Für die erfolgreiche Umsetzung formulieren die Autorinnen und Autoren deshalb folgende Leitlinien:

  • Das Lernen sollte in den Mittelpunkt gestellt werden. Ausgangspunkt personalisierten Lernens seien immer die Schülerinnen und Schüler, nicht die Technik.
  • Personalisiertes Lernen mit digitalen Medien sollte als Teil eines Blended-Learning-Ansatzes eingeführt werden. Auch bei personalisiertem Lernen könnten digitale Medien die Unterstützung und Rückmeldung durch die Lehrkräfte ebenso wenig ersetzen wie die Interaktion und den Austausch mit Mitschüler*innen.
  • Notwendig sei, geeignete Rahmenbedingungen für personalisiertes Lernen mit digitalen Medien herzustellen. Personalisiertes Lernen mit digitalen Medien erfordere weitere Maßnahmen wie die Ausstattung der Schulen mit der notwendigen technischen Infrastruktur (inklusive des nötigen Unterstützungskonzepts für eine nachhaltige Nutzung), ein entsprechendes Fortbildungskonzept, die Unterstützung von Kooperationen im Kollegium, den Rückhalt der Schulleitung für innovationsbereite Lehrkräfte und vor allem genügend Zeit. Personalisiertes Lernen mit digitalen Medien könne nur erfolgreich implementiert werden, wenn die Bereitschaft bestehe, Schule grundsätzlich zu verändern.

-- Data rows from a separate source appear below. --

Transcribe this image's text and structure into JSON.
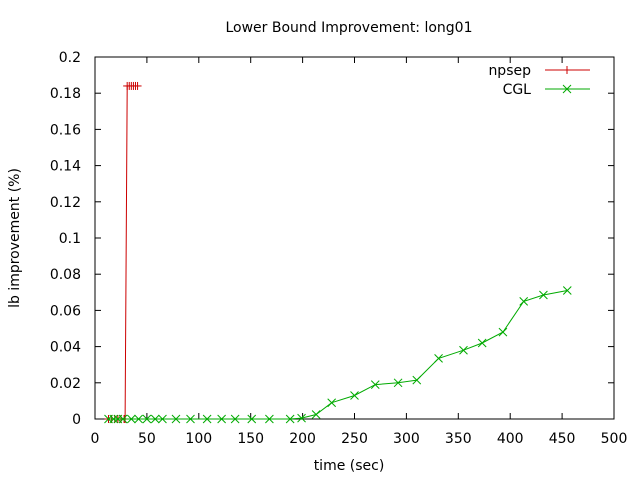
{
  "chart_data": {
    "type": "line",
    "title": "Lower Bound Improvement: long01",
    "xlabel": "time (sec)",
    "ylabel": "lb improvement (%)",
    "xlim": [
      0,
      500
    ],
    "ylim": [
      0,
      0.2
    ],
    "xticks": [
      0,
      50,
      100,
      150,
      200,
      250,
      300,
      350,
      400,
      450,
      500
    ],
    "yticks": [
      0,
      0.02,
      0.04,
      0.06,
      0.08,
      0.1,
      0.12,
      0.14,
      0.16,
      0.18,
      0.2
    ],
    "grid": false,
    "legend": "top-right",
    "series": [
      {
        "name": "npsep",
        "color": "#cc0000",
        "marker": "plus",
        "x": [
          13,
          16,
          19,
          22,
          25,
          28,
          29,
          31,
          33,
          35,
          37,
          39,
          41
        ],
        "y": [
          0,
          0,
          0,
          0,
          0,
          0,
          0,
          0.184,
          0.184,
          0.184,
          0.184,
          0.184,
          0.184
        ]
      },
      {
        "name": "CGL",
        "color": "#00aa00",
        "marker": "x",
        "x": [
          13,
          18,
          22,
          27,
          35,
          42,
          50,
          58,
          65,
          78,
          92,
          108,
          122,
          135,
          151,
          168,
          188,
          199,
          213,
          228,
          250,
          270,
          292,
          310,
          331,
          355,
          373,
          393,
          413,
          432,
          455
        ],
        "y": [
          0,
          0,
          0,
          0,
          0,
          0,
          0,
          0,
          0,
          0,
          0,
          0,
          0,
          0,
          0,
          0,
          0,
          0.0005,
          0.0025,
          0.009,
          0.013,
          0.019,
          0.02,
          0.0215,
          0.0335,
          0.038,
          0.042,
          0.048,
          0.065,
          0.0685,
          0.071
        ]
      }
    ]
  }
}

  • Es müsse für die nötige Flexibilität gesorgt werden, die personalisiertes Lernen mit digitalen Medien erfordert. Hierzu zählten beispielsweise ein flexibler Umgang mit dem Lehrplan oder mit Bewertungs- und Beurteilungsformen und -maßstäben.
  • Datenschutz und Datensicherheit müssten gewährleistet sein.

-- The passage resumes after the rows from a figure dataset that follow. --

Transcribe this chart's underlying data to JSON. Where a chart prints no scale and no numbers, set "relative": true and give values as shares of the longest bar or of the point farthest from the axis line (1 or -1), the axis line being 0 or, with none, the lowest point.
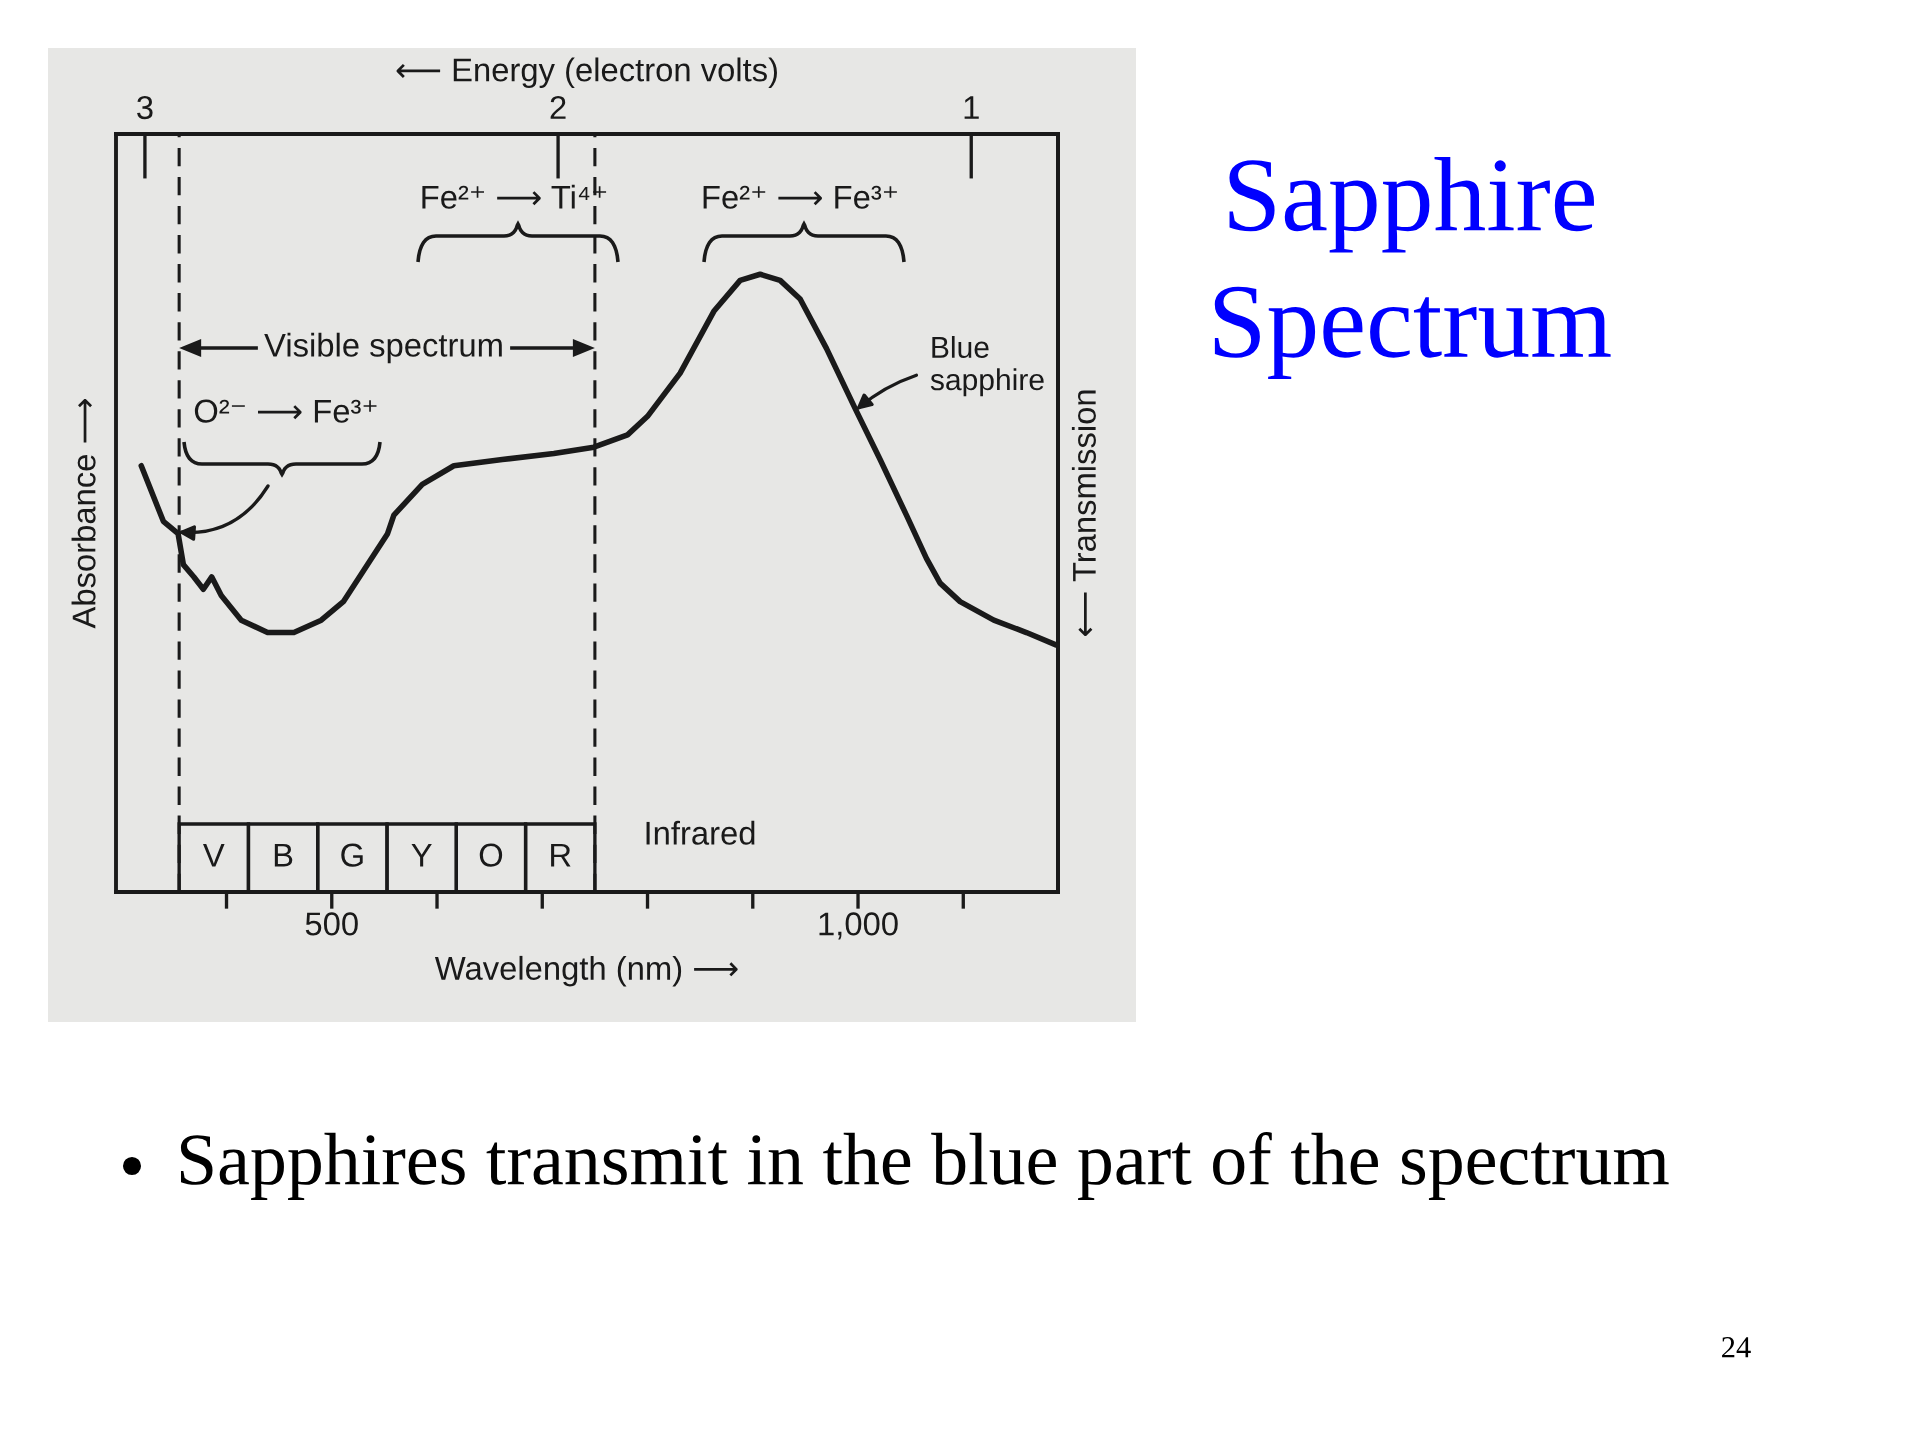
{
  "chart_data": {
    "type": "line",
    "title": "Sapphire\nSpectrum",
    "xlabel": "Wavelength (nm) ⟶",
    "x2label": "⟵ Energy (electron volts)",
    "ylabel": "Absorbance ⟶",
    "y2label": "⟵ Transmission",
    "relative": true,
    "color": "#1a1a1a",
    "x": [
      319,
      340,
      354,
      359,
      369,
      378,
      386,
      395,
      414,
      439,
      464,
      490,
      511,
      534,
      553,
      559,
      586,
      616,
      662,
      711,
      749,
      781,
      800,
      831,
      863,
      888,
      907,
      926,
      945,
      970,
      998,
      1021,
      1046,
      1065,
      1078,
      1097,
      1129,
      1160,
      1188
    ],
    "values": [
      0.69,
      0.6,
      0.58,
      0.53,
      0.51,
      0.49,
      0.51,
      0.48,
      0.44,
      0.42,
      0.42,
      0.44,
      0.47,
      0.53,
      0.58,
      0.61,
      0.66,
      0.69,
      0.7,
      0.71,
      0.72,
      0.74,
      0.77,
      0.84,
      0.94,
      0.99,
      1.0,
      0.99,
      0.96,
      0.88,
      0.78,
      0.7,
      0.61,
      0.54,
      0.5,
      0.47,
      0.44,
      0.42,
      0.4
    ],
    "xlim": [
      295,
      1190
    ],
    "xticks": [
      {
        "value": 400,
        "label": null
      },
      500,
      {
        "value": 600,
        "label": null
      },
      {
        "value": 700,
        "label": null
      },
      {
        "value": 800,
        "label": null
      },
      {
        "value": 900,
        "label": null
      },
      {
        "value": 1000,
        "label": "1,000"
      },
      {
        "value": 1100,
        "label": null
      }
    ],
    "x2lim": [
      3.07,
      0.79
    ],
    "x2ticks": [
      3,
      2,
      1
    ],
    "ref_lines": [
      {
        "axis": "x",
        "value": 355,
        "line_style": "dashed"
      },
      {
        "axis": "x",
        "value": 750,
        "line_style": "dashed"
      }
    ],
    "annotations": [
      "Fe²⁺ ⟶ Ti⁴⁺",
      "Fe²⁺ ⟶ Fe³⁺",
      "Visible spectrum",
      "O²⁻ ⟶ Fe³⁺",
      {
        "text": "Blue\nsapphire",
        "x": 998,
        "y": 0.78
      },
      "V",
      "B",
      "G",
      "Y",
      "O",
      "R",
      "Infrared",
      "Sapphires transmit in the blue part of the spectrum",
      "24"
    ]
  }
}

  • Programme und die ihnen zugrunde liegenden Algorithmen müssten kritisch hinterfragt werden.

Aufgaben von Politik, Verwaltung und Stiftungen

Politik, Verwaltung und Stiftungen können maßgeblich dazu beitragen, dass personalisiertes Lernen mit digitalen Medien in Schulen erfolgreich eingeführt werden kann. Was bedarf es dafür aus Sicht der Autorinnen und Autoren?

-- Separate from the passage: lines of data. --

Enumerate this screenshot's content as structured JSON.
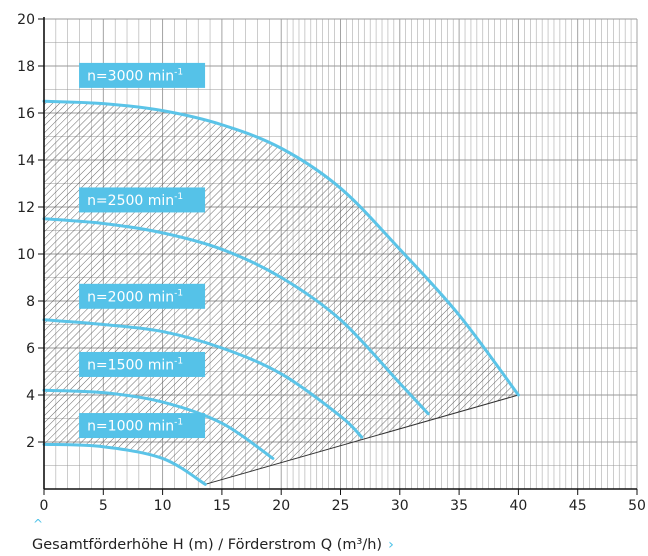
{
  "chart_data": {
    "type": "line",
    "caption": "Gesamtförderhöhe H (m) / Förderstrom Q (m³/h)",
    "x_ticks": [
      "0",
      "5",
      "10",
      "15",
      "20",
      "25",
      "30",
      "35",
      "40",
      "45",
      "50"
    ],
    "y_ticks": [
      "2",
      "4",
      "6",
      "8",
      "10",
      "12",
      "14",
      "16",
      "18",
      "20"
    ],
    "xlim": [
      0,
      50
    ],
    "ylim": [
      0,
      20
    ],
    "grid": true,
    "series": [
      {
        "name": "n=3000 min-1",
        "label_main": "n=3000 min",
        "label_sup": "-1",
        "x": [
          0,
          5,
          10,
          15,
          20,
          25,
          30,
          35,
          40
        ],
        "y": [
          16.5,
          16.4,
          16.1,
          15.5,
          14.5,
          12.8,
          10.2,
          7.4,
          4.0
        ]
      },
      {
        "name": "n=2500 min-1",
        "label_main": "n=2500 min",
        "label_sup": "-1",
        "x": [
          0,
          5,
          10,
          15,
          20,
          25,
          30,
          32.4
        ],
        "y": [
          11.5,
          11.3,
          10.9,
          10.2,
          9.0,
          7.2,
          4.5,
          3.2
        ]
      },
      {
        "name": "n=2000 min-1",
        "label_main": "n=2000 min",
        "label_sup": "-1",
        "x": [
          0,
          5,
          10,
          15,
          20,
          25,
          26.8
        ],
        "y": [
          7.2,
          7.0,
          6.7,
          6.0,
          4.9,
          3.1,
          2.2
        ]
      },
      {
        "name": "n=1500 min-1",
        "label_main": "n=1500 min",
        "label_sup": "-1",
        "x": [
          0,
          5,
          10,
          15,
          19.3
        ],
        "y": [
          4.2,
          4.1,
          3.7,
          2.8,
          1.3
        ]
      },
      {
        "name": "n=1000 min-1",
        "label_main": "n=1000 min",
        "label_sup": "-1",
        "x": [
          0,
          5,
          10,
          13.6
        ],
        "y": [
          1.9,
          1.8,
          1.3,
          0.2
        ]
      }
    ],
    "operating_limit": {
      "x": [
        13.6,
        40
      ],
      "y": [
        0.2,
        4.0
      ]
    },
    "label_positions_data": [
      [
        3.8,
        17.6
      ],
      [
        3.8,
        12.3
      ],
      [
        3.8,
        8.2
      ],
      [
        3.8,
        5.3
      ],
      [
        3.8,
        2.7
      ]
    ],
    "colors": {
      "curve": "#5bc4e8",
      "label_bg": "#55c2e8",
      "grid": "#999999",
      "axis": "#111111",
      "hatch": "#444444"
    }
  }
}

  • Eine bildungspolitische Strategie sollte die strategischen Ziele der Individualisierung und der Inklusion sowie der Digitalisierung der Bildung synergetisch miteinander verknüpfen.
  • Länder, Kommunen und Schulen sollten gemeinsam neue Ausstattungsstrategien und Supportkonzepte entwickeln. Schulen müssten individualisierbare Programme und Lernplattformen kostengünstig zur Verfügung gestellt werden, die den Anforderungen an Datenschutz und Datensicherheit gerecht werden.
  • Die Entwicklung deutscher Lernwerkzeuge sollte langfristig gefördert werden und in enger Zusammenarbeit mit dem Praxisfeld Schule umgesetzt werden, um die Anwendbarkeit der Entwicklungen sicherzustellen.
  • Projekte sollten gefördert werden, die auf existierenden Technologien aufbauen. Innovation würde dadurch zu einem iterativen und nachhaltigen Prozess werden.
  • Lernwerkzeuge sollten vor der Verbreitung in der Praxis unter realen Bedingungen evaluiert werden. Dies sollte laufende formative wie auch summative Evaluationen in größerem Maßstab umfassen.